How do other “ad” words fare?  We’ve already got bad, and moving onto cad seems to be continuing in the same vein. Whilst a few engineers might argue for the benefits of its uppercase variant, the majority of the english speaking world will recognise the word as a worthless and profligate person. Dad does seem to disprove the case for the Byron test, but it’s a singular outlier, rapidly followed by fad, which seems an apt description for the regularly abandoned failures in the wireless standards world. Nor does gad inspire, as companies’ attention spans flit from one new standard to another. Had gives us the past tense to place a  failed standard in its proper context, whilst lad hints at the Jack the Lads of technical marketing, out to make a quick buck from their next bottle of wireless snake oil.

Mad we’ve met before and pad is ambiguous – possibly a soft footed intruder or alternatively mere corroborative detail, adding artistic verisimilitude to an otherwise bald and unconvincing standard proposal. Sad sums up the investors in each of these forlorn ventures – all a tad sorry that they fell for the story, and thinking of the wads of money they lost.

Those of a religious persuasion might attempt to argue the redeeming merit of AD. However, Anno Domini could be taken as everything that went wrong after the End of Days, bringing us the dark ages, the Spanish Inquisition and most of the rest of the history of human conflict. Nor have other religious fundamentalists used it any more kindly with their more recent promotion of Jihad.

All in all, I’m not sure there’s a more disastrous suffix in the English language than “ad”. Of course, Intel might argue that they’ve renamed the standard WiGig. They might even apply the Byron test to point out how big it’s going to be. Against which others might retort they’re leading us a merry jig whilst digging another wireless hole for themselves. Some consider it a pig of a standard and don’t care a fig for it.
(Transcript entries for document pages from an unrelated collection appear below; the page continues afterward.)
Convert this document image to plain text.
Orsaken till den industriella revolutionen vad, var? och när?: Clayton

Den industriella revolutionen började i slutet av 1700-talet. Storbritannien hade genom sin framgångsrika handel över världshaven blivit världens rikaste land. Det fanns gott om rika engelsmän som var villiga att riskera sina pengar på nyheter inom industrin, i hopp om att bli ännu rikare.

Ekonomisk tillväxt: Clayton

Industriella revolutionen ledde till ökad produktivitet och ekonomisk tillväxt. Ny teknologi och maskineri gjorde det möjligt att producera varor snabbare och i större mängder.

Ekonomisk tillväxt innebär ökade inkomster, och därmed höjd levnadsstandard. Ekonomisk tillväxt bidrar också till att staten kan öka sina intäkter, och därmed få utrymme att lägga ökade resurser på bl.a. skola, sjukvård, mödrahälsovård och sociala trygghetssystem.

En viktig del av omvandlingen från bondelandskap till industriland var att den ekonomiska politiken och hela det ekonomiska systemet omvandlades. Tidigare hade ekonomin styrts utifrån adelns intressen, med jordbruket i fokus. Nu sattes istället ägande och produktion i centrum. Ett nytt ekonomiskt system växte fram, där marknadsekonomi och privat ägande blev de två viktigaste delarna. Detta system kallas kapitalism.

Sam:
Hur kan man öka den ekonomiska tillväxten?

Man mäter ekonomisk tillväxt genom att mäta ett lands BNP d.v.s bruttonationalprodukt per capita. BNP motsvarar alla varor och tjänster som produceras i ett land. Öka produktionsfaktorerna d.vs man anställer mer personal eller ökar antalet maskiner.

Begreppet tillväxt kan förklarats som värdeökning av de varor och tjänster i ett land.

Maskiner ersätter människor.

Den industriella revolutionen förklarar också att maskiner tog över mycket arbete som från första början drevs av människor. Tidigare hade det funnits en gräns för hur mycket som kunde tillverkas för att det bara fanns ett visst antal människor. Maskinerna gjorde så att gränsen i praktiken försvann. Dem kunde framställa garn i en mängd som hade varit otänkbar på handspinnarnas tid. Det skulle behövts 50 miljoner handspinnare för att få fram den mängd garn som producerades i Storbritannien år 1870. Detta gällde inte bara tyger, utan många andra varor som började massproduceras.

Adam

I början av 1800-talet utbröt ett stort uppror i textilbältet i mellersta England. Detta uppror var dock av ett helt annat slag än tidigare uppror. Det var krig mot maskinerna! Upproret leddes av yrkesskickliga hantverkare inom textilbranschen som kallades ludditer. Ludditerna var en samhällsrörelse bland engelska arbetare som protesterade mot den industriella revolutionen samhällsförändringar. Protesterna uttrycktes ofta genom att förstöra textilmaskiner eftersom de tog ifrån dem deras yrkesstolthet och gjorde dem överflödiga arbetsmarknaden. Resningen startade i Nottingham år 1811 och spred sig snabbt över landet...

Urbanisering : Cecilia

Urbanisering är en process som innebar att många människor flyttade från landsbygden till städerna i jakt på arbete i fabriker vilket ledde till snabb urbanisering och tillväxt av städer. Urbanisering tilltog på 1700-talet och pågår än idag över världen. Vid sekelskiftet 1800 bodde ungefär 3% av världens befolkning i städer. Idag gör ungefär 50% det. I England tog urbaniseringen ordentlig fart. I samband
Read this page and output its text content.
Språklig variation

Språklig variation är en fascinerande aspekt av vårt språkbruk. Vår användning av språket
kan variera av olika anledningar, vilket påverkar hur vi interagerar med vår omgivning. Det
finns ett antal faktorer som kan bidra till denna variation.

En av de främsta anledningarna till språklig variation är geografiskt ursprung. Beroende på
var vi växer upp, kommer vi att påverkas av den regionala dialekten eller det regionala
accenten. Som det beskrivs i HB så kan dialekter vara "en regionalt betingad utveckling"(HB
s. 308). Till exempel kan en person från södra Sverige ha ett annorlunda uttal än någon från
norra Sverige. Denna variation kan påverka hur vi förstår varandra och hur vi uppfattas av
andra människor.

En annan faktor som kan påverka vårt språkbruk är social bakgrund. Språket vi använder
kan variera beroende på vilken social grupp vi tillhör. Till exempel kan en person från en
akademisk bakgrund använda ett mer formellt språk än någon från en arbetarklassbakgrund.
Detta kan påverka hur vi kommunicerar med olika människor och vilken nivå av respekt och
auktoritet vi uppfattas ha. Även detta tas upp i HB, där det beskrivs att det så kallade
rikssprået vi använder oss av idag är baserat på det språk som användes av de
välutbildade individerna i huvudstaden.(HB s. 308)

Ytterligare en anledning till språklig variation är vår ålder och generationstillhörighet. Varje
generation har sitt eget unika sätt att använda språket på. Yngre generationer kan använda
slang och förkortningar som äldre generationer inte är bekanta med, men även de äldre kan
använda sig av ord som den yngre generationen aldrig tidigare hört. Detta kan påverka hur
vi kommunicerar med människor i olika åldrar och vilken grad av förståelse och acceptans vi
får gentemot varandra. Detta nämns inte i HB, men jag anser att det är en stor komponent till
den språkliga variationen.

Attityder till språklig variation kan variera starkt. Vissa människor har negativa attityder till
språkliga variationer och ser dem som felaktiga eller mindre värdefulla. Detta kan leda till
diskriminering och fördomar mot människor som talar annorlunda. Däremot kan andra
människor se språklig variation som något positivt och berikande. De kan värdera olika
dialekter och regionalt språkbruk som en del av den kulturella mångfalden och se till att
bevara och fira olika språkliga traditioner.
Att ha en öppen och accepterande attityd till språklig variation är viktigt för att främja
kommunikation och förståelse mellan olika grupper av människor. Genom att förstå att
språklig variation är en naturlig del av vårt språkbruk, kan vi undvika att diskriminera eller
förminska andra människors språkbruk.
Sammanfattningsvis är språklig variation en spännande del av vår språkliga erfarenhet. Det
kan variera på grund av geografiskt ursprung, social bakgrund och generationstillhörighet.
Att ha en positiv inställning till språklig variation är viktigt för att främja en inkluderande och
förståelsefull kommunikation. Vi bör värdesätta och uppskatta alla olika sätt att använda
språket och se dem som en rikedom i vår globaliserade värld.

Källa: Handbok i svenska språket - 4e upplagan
Like a wig – it’s just covering up a bald pate – renaming it is just an attempt to rig the market.

Whilst it might be fun, the Byron test is probably no better or worse than the Intel test, or any other we have. It is one of the failings of the market that we waste so much time and money on competing standards, which, bizarrely, are often promoted and paid for by the same companies and investors. There is too little cross fertilisation in these efforts and still too many cases of vested interest pushing non-optimum technologies, often at a political rather than an engineering level. All I can conclude is that we probably get the wireless standards we deserve. Unfortunately we end up getting them late and paying too much for their development.

All I can hope is that I’ve added a few moments of whimsy to the process. For a far better play on the “mad, bad and dangerous to know” quote, can I recommend Chris Riddell’s Goth Girl as further reading, which is what inspired this flight of fancy. It’s excellent for anyone over the age of eight who’s retained a sense of the ridiculous. And it’s a much more entertaining read than any wireless standard.